Mayor Mark Nagales commented, “I’m not comfortable with 30 years, that seems like a stretch.” He cites concern over school funding as his primary focus.
Sam Shihadeh, the city’s Planning Commission Chair stated, “the measure would indirectly cost other residents money either way.”
“Let’s be realistic, no property taxes are going to be paid, somebody has to pay for those services that are going to be provided to the residents, so somehow someway residents are going to pay an increase,” he said.
The city anticipates receiving approximately $122 million throughout the next 15 years from fees collected from commercial developers. According to the City Manager, Mike Futrell, “$85 million of that is expected in the next 4 to 5 years.”
Mayor Nagales commented, “Some of that money should be saved for other uses, like acquiring land for apartment buildings with below-market rent.”
With that in mind, it is estimated that the city would pay $700,000 per unit to build housing, suggesting that $85 million would build approximately 120 units, Mark Addiego stated, “That’s not a prescription for success. It’s not enough bang for $85 million.”
“The city has roughly 22,437 units of housing, according to the state Finance Department, and Addiego said the city already has roughly 1,000 units owned by nonprofit developers that similarly do not pay property tax.”
Conventionally, nonprofit developers have constructed the below-market rate housing, or it has been part of larger projects which were at times, funded by developers making a profit. According to Nell Selander, Economic and Community Development Director, “the most recent 456 affordable units built in the city had come at a taxpayer cost of $27,000 per unit.”
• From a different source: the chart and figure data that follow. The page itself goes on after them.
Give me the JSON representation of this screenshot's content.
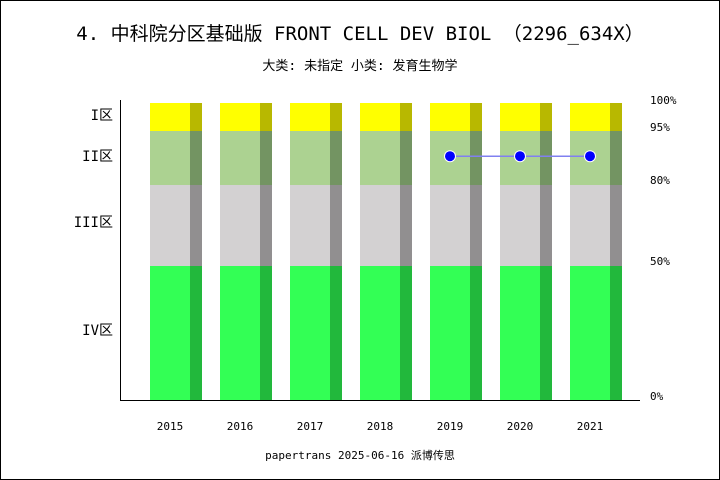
{
  "chart_data": {
    "type": "bar",
    "title": "4. 中科院分区基础版 FRONT CELL DEV BIOL （2296_634X）",
    "subtitle": "大类: 未指定 小类: 发育生物学",
    "footer": "papertrans 2025-06-16 派博传思",
    "categories": [
      "2015",
      "2016",
      "2017",
      "2018",
      "2019",
      "2020",
      "2021"
    ],
    "zones": [
      {
        "label": "IV区",
        "from": 0,
        "to": 50,
        "color": "#33ff55",
        "shade": "#22b83c"
      },
      {
        "label": "III区",
        "from": 50,
        "to": 80,
        "color": "#d3d1d2",
        "shade": "#918f90"
      },
      {
        "label": "II区",
        "from": 80,
        "to": 95,
        "color": "#acd291",
        "shade": "#739462"
      },
      {
        "label": "I区",
        "from": 95,
        "to": 100,
        "color": "#ffff00",
        "shade": "#b8b800"
      }
    ],
    "right_ticks": [
      "0%",
      "50%",
      "80%",
      "95%",
      "100%"
    ],
    "series": [
      {
        "values": [
          null,
          null,
          null,
          null,
          88,
          88,
          88
        ],
        "zone": [
          null,
          null,
          null,
          null,
          "II区",
          "II区",
          "II区"
        ],
        "color": "#0000ff",
        "line_color": "#8080f0"
      }
    ],
    "ylim": [
      0,
      100
    ],
    "grid": false
  }
}
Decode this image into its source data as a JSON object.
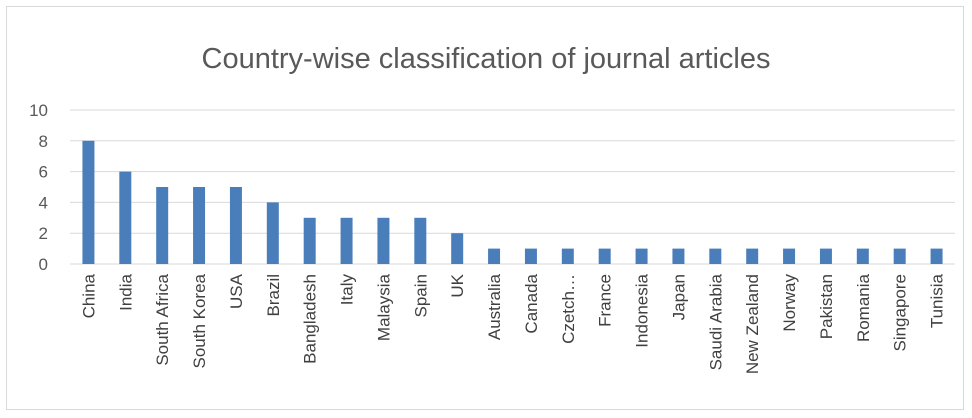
{
  "chart_data": {
    "type": "bar",
    "title": "Country-wise classification of journal articles",
    "xlabel": "",
    "ylabel": "",
    "ylim": [
      0,
      10
    ],
    "yticks": [
      0,
      2,
      4,
      6,
      8,
      10
    ],
    "grid": true,
    "legend": "none",
    "bar_color": "#4a7ebb",
    "grid_color": "#d9d9d9",
    "categories": [
      "China",
      "India",
      "South Africa",
      "South Korea",
      "USA",
      "Brazil",
      "Bangladesh",
      "Italy",
      "Malaysia",
      "Spain",
      "UK",
      "Australia",
      "Canada",
      "Czetch…",
      "France",
      "Indonesia",
      "Japan",
      "Saudi Arabia",
      "New Zealand",
      "Norway",
      "Pakistan",
      "Romania",
      "Singapore",
      "Tunisia"
    ],
    "values": [
      8,
      6,
      5,
      5,
      5,
      4,
      3,
      3,
      3,
      3,
      2,
      1,
      1,
      1,
      1,
      1,
      1,
      1,
      1,
      1,
      1,
      1,
      1,
      1
    ]
  }
}
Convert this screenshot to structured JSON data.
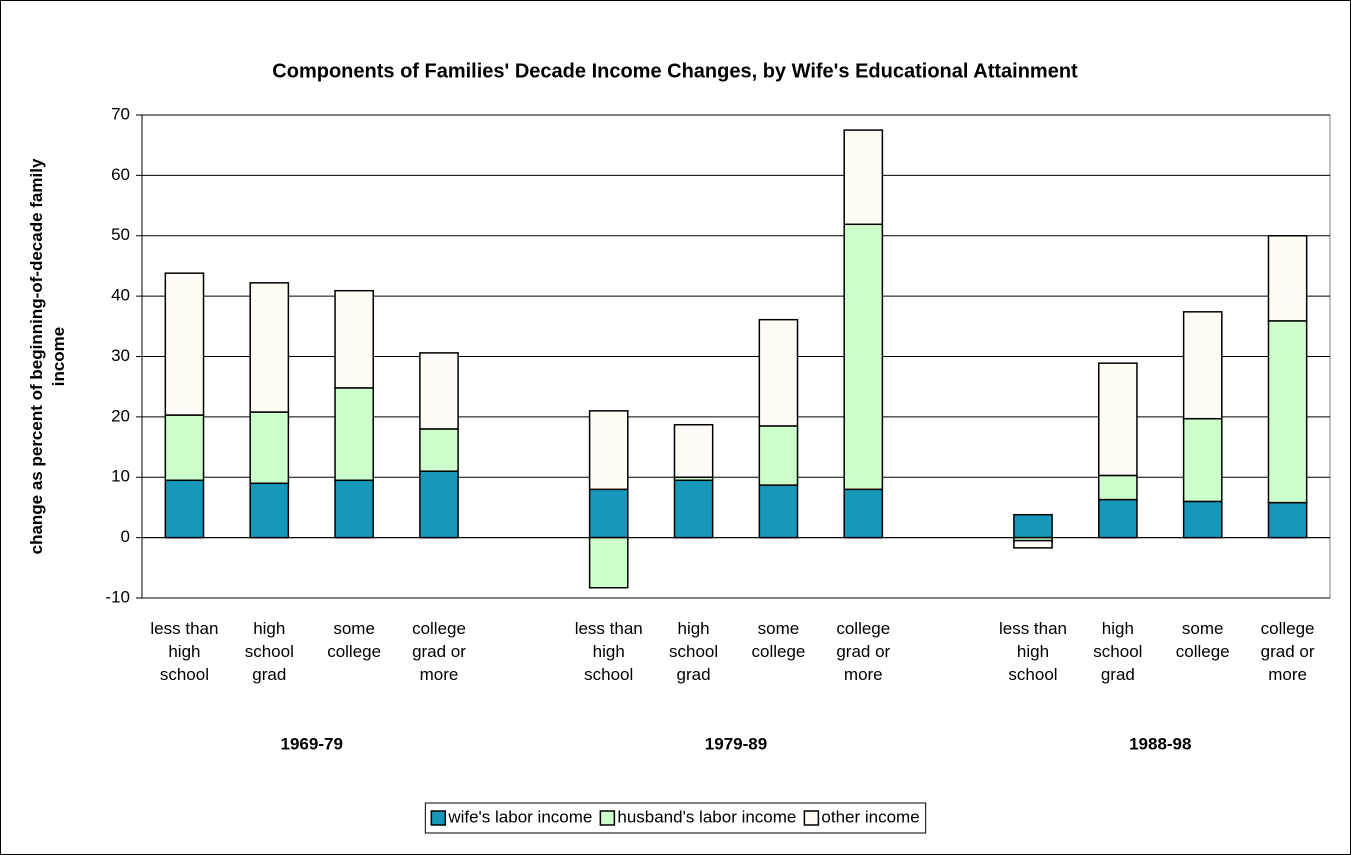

Norm Faria, the City Planning Commissioner stated, “he expected a public housing program would take at least five years before a project could be developed. City planning staff previously mentioned the undertaking could necessitate a whole new city department.”
City Attorney Sky Woodruff commented that the city could seek other public funding sources that are available to nonprofit affordable housing developers. Although, another option of course, could be that the city asks the voters to approve a new tax, following other cities’ plans to finance public housing projects. Whether or not this would be well received by the public, is yet to be seen. Mr. Woodruff did state that the proposal set for this November’s ballot won’t include an increase in taxes.
Another option for cost cutting could include a ballot to allow the city to purchase privately held buildings to turn into public housing. “The city could purchase “naturally affordable” buildings (those with low rents due to aging buildings or other reasons), and impose deed restrictions to preserve the low rents. Deed restrictions that keep rents capped and units only available to low-income tenants often expire after 55 years. Councilmembers in the past have noted the need to preserve such units that could soon revert to market rate, displacing tenants.”
“There are units down the road that will come up to market rate, and the majority of the people that live there are seniors living on fixed income,” Nagales said. “Having that finance ability to keep it as affordable, that’s a big piece of this as well.”
If the city goes forward with the public housing initiative, it will be the first in San Mateo County to do so.
How do you feel about adding more public housing?
Would you be willing to pay more taxes in order to fund the project?